Dr Murray dealt with two eminent physicians in his investigation of Carroll's case. One was the late Professor Ciaran McCarthy, emeritus professor of medicine at University College Galway and a consultant at University College Hospital Galway. The other was Dr Timothy Counihan, a consultant neurologist at Galway University Hospital. The last line from Professor McCarthy's report said: "My feeling is that her improvement is very unlikely to be explained by conventional medical wisdom."
Both the official Church, as Archbishop Michael Neary emphasised last weekend, and the medical profession are "cautious" when dealing with claims of miraculous healing and are slow to make any pronouncement.
Dr Murray brings the critical eye of a medical practitioner to the reality of a shrine which attracts up to one million visitors annually. "Knock is not about miracles - it is about reconciliation," he observes, confirming no further investigations are underway.
Increasingly, there is a recognition that the emphasis in places like Knock should be the healing of the pilgrim's relationships with God, with others, and with themselves, as Archbishop Neary put it last week.

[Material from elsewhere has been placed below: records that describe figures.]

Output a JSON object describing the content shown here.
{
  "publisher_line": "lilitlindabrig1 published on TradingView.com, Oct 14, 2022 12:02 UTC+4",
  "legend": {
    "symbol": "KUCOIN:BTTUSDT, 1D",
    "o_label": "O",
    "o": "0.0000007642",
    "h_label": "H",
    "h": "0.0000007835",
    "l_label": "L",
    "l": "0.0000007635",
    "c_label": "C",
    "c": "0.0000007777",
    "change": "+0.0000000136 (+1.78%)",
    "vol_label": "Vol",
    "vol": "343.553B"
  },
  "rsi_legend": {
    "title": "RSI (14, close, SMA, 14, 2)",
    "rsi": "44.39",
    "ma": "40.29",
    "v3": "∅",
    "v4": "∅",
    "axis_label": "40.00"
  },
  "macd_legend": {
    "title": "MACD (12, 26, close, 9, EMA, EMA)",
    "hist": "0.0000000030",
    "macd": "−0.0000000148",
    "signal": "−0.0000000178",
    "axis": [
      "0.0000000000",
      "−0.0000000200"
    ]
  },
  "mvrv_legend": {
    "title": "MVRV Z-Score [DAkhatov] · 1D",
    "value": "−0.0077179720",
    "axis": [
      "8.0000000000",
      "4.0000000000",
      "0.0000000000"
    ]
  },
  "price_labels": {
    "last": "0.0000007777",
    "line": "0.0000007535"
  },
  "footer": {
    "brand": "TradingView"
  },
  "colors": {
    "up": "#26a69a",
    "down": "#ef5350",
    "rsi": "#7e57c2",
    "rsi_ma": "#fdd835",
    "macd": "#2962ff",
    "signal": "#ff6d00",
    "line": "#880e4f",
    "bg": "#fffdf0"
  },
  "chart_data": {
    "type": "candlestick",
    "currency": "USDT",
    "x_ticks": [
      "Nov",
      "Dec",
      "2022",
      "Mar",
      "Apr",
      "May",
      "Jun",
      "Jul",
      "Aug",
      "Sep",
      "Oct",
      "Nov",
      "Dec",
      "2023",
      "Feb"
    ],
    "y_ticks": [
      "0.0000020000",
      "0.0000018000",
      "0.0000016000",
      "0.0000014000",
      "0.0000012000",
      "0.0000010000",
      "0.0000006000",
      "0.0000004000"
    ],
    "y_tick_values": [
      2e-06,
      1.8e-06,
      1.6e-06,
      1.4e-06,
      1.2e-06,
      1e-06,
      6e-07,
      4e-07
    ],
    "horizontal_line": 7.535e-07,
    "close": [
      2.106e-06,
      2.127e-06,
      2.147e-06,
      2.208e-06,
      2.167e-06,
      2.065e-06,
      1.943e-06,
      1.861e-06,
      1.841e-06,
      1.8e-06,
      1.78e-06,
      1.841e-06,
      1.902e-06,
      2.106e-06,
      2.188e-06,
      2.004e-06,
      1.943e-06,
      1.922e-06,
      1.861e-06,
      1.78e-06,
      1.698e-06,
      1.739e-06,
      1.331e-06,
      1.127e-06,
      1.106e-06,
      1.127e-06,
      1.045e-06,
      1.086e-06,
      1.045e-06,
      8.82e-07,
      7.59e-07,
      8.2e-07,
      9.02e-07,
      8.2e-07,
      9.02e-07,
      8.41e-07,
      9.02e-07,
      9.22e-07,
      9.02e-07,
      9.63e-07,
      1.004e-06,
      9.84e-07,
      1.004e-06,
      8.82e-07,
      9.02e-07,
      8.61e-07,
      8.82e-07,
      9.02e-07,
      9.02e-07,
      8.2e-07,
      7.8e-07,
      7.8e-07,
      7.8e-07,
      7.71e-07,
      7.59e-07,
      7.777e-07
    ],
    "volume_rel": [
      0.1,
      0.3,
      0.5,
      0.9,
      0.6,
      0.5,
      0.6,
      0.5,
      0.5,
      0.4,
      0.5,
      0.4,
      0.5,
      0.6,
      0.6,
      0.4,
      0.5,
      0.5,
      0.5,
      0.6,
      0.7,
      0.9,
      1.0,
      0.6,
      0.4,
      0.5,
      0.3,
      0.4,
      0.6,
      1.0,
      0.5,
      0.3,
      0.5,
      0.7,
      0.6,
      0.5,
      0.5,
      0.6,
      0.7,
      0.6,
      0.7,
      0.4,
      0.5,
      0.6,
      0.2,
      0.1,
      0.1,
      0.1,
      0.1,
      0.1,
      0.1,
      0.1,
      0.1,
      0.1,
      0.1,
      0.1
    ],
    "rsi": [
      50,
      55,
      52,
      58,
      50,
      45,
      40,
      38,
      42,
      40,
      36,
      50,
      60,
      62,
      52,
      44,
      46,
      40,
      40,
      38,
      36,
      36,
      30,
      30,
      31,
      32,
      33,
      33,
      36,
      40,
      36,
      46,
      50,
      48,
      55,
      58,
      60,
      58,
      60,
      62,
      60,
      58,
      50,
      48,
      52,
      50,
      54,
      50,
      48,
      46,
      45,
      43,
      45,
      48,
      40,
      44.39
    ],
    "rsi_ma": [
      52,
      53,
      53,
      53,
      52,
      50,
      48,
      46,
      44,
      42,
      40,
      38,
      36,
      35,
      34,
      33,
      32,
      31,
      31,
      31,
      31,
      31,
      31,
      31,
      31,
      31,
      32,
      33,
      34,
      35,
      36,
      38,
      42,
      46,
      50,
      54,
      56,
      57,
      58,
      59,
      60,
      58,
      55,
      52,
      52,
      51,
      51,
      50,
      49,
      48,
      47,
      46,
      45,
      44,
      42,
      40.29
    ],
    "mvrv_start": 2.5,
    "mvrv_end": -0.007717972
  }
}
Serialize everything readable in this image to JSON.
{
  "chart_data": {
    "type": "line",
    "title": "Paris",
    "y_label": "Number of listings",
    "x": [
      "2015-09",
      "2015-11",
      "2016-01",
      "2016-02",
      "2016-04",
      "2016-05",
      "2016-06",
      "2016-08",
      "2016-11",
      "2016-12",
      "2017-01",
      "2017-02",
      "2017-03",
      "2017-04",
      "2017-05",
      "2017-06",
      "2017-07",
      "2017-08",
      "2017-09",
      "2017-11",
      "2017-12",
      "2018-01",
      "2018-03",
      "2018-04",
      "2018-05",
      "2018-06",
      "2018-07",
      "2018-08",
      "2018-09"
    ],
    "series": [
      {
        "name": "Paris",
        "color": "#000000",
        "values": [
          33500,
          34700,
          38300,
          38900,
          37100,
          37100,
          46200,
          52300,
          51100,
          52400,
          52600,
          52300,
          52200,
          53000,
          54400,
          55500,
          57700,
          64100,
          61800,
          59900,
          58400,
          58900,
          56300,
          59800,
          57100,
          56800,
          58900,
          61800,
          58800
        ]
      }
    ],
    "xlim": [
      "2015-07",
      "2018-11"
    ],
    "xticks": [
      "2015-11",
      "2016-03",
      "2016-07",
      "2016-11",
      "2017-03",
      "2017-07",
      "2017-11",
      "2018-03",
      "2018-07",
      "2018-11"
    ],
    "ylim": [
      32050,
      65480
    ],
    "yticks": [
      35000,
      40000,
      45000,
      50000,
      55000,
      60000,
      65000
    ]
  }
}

Senator Joan Freeman embodies this more nuanced understanding. As a 16-year-old she visited Knock and the eczema which had dogged her from childhood disappeared.
"As an adult looking back on the experience, I realise that there were lots of other explanations that could be offered for the cure."
But she still believes that miracles can and do happen. "These miracles are not always the spectacular ones dealing with physical health - miracles can be as simple as a solution to some insolvable problem, an answer to an unanswerable question, or a positive result when failure was expected.
"Faith is extraordinary, it can move mountains, it can bring peace and most important of all it can bring hope to a situation that seems hopeless."